3. What Q-Layer does

Q-Layer decides whether a response is legitimate to produce. It governs the output, not executable permission.

4. What Layer 3 does

Authority Governance (Layer 3) becomes relevant when an interpretive output ceases to be merely informative and becomes an action input: a decision, an orchestration, or a state modification.

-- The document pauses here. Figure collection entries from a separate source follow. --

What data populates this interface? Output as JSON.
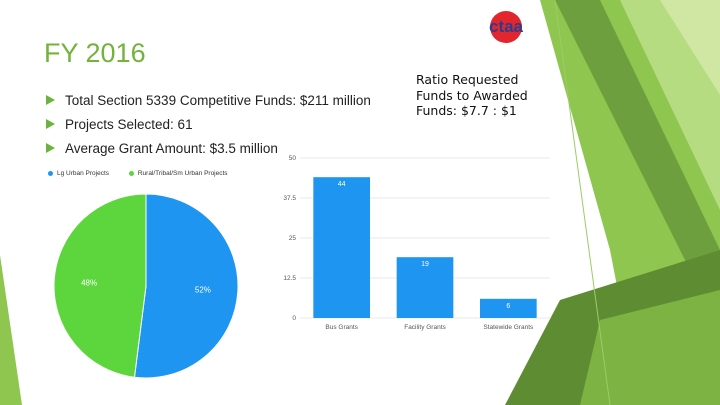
{
  "slide": {
    "title": "FY 2016",
    "bullets": [
      "Total Section 5339 Competitive Funds: $211 million",
      "Projects Selected: 61",
      "Average Grant Amount: $3.5 million"
    ],
    "ratio_lines": [
      "Ratio Requested",
      "Funds to Awarded",
      "Funds: $7.7 : $1"
    ],
    "logo_text": "ctaa"
  },
  "colors": {
    "accent_green": "#73b33b",
    "blue": "#2196f3",
    "green": "#5cd63c",
    "logo_blue": "#2b3d8e",
    "logo_red": "#e3262e"
  },
  "chart_data": [
    {
      "type": "pie",
      "legend": [
        "Lg Urban Projects",
        "Rural/Tribal/Sm Urban Projects"
      ],
      "slices": [
        {
          "name": "Lg Urban Projects",
          "value": 52,
          "label": "52%",
          "color": "#1e95f0"
        },
        {
          "name": "Rural/Tribal/Sm Urban Projects",
          "value": 48,
          "label": "48%",
          "color": "#5cd63c"
        }
      ]
    },
    {
      "type": "bar",
      "categories": [
        "Bus Grants",
        "Facility Grants",
        "Statewide Grants"
      ],
      "values": [
        44,
        19,
        6
      ],
      "ylim": [
        0,
        50
      ],
      "yticks": [
        "0",
        "12.5",
        "25",
        "37.5",
        "50"
      ],
      "ytick_values": [
        0,
        12.5,
        25,
        37.5,
        50
      ],
      "grid": true,
      "color": "#1e95f0"
    }
  ]
}
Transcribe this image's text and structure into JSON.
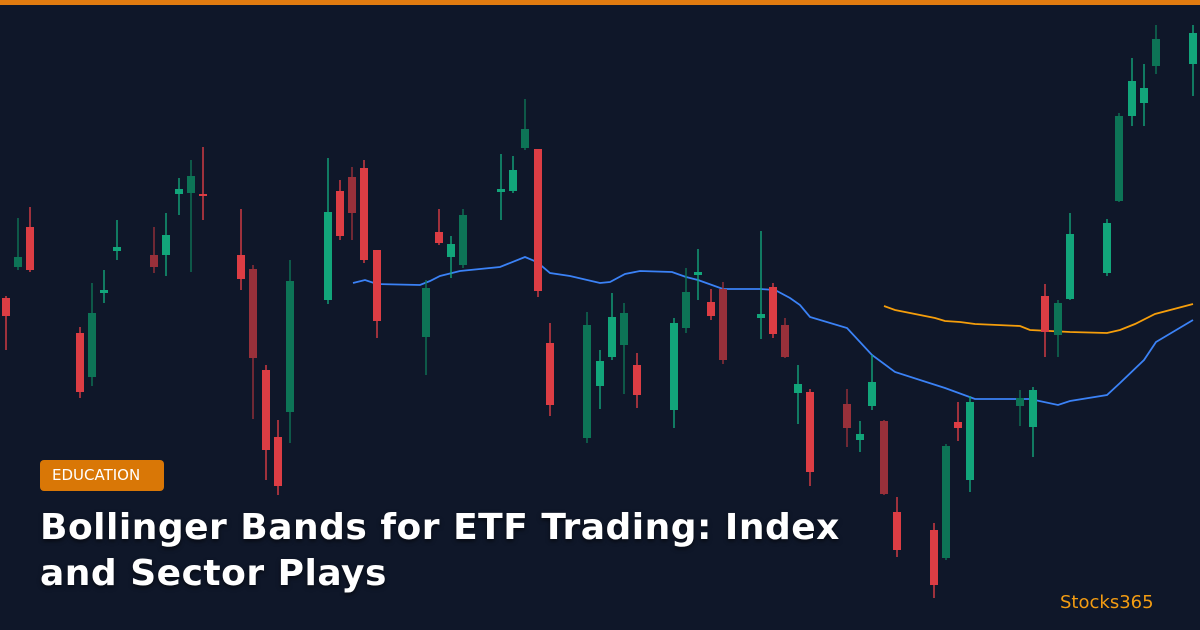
{
  "badge": "EDUCATION",
  "title": "Bollinger Bands for ETF Trading: Index and Sector Plays",
  "brand": "Stocks365"
}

It is therefore not the “natural continuation” of EAC. It marks a change of jurisdiction.

5. The handoff

The transition to Layer 3 requires three cumulative conditions:

  1. Exposure: the output is connected to an environment capable of acting.
  2. Impact: the effect is real.
  3. Delegation: a share of authority is transferred to the system.

As long as these conditions are not met, it is doctrinally incorrect to speak of executable authority.

6. Why this boundary protects the corpus

Without this boundary, three major errors become likely:

  • assuming that an admissible source grants a right to act;
  • assuming that a legitimate response grants execution permission;
  • assuming that a strong open-web signal is enough to justify an act inside a closed environment.

The boundary therefore protects doctrine against overpromise, public reading against layer confusion, and agentic regimes against shortcuts inherited from the open web.

7. Minimum rule

An authority deemed admissible via EAC never, by itself, obtains an executable right. A response deemed legitimate via the Q-Layer never, by itself, grants execution permission.

8. When the boundary becomes critical

The boundary between EAC and Layer 3 is not a theoretical convenience. It becomes operationally critical in at least three scenarios.

Agentic systems. When an AI agent can modify external state — booking, purchasing, publishing, or orchestrating — the question of whether its interpretive input has been properly governed under EAC is distinct from whether it has been granted executable authority under Layer 3. An agentic risk matrix must distinguish interpretive drift from execution overreach, because the remediation differs fundamentally.

Multi-model pipelines. In architectures where one model reads and another acts, the EAC-to-Layer-3 boundary coincides with the handoff between models. If the boundary is not explicitly governed, the reading model’s interpretive output inherits an implicit execution right that was never declared. This is a compliance drift scenario: the system appears governed while the actual delegation of authority remains silent.

Audit and observability. An interpretation integrity audit must verify that the boundary exists and is enforced. Auditing EAC alone is insufficient if the output feeds an execution layer. Auditing Layer 3 alone is insufficient if the interpretive input was never qualified. The boundary is therefore an audit checkpoint: it forces the governance surface to declare where reading ends and action begins.

The absence of this boundary does not produce immediate errors. It produces a progressive erosion of interpretive governance, where admissibility silently becomes permission and permission silently becomes delegation. Doctrine exists precisely to prevent that erosion before it becomes structural.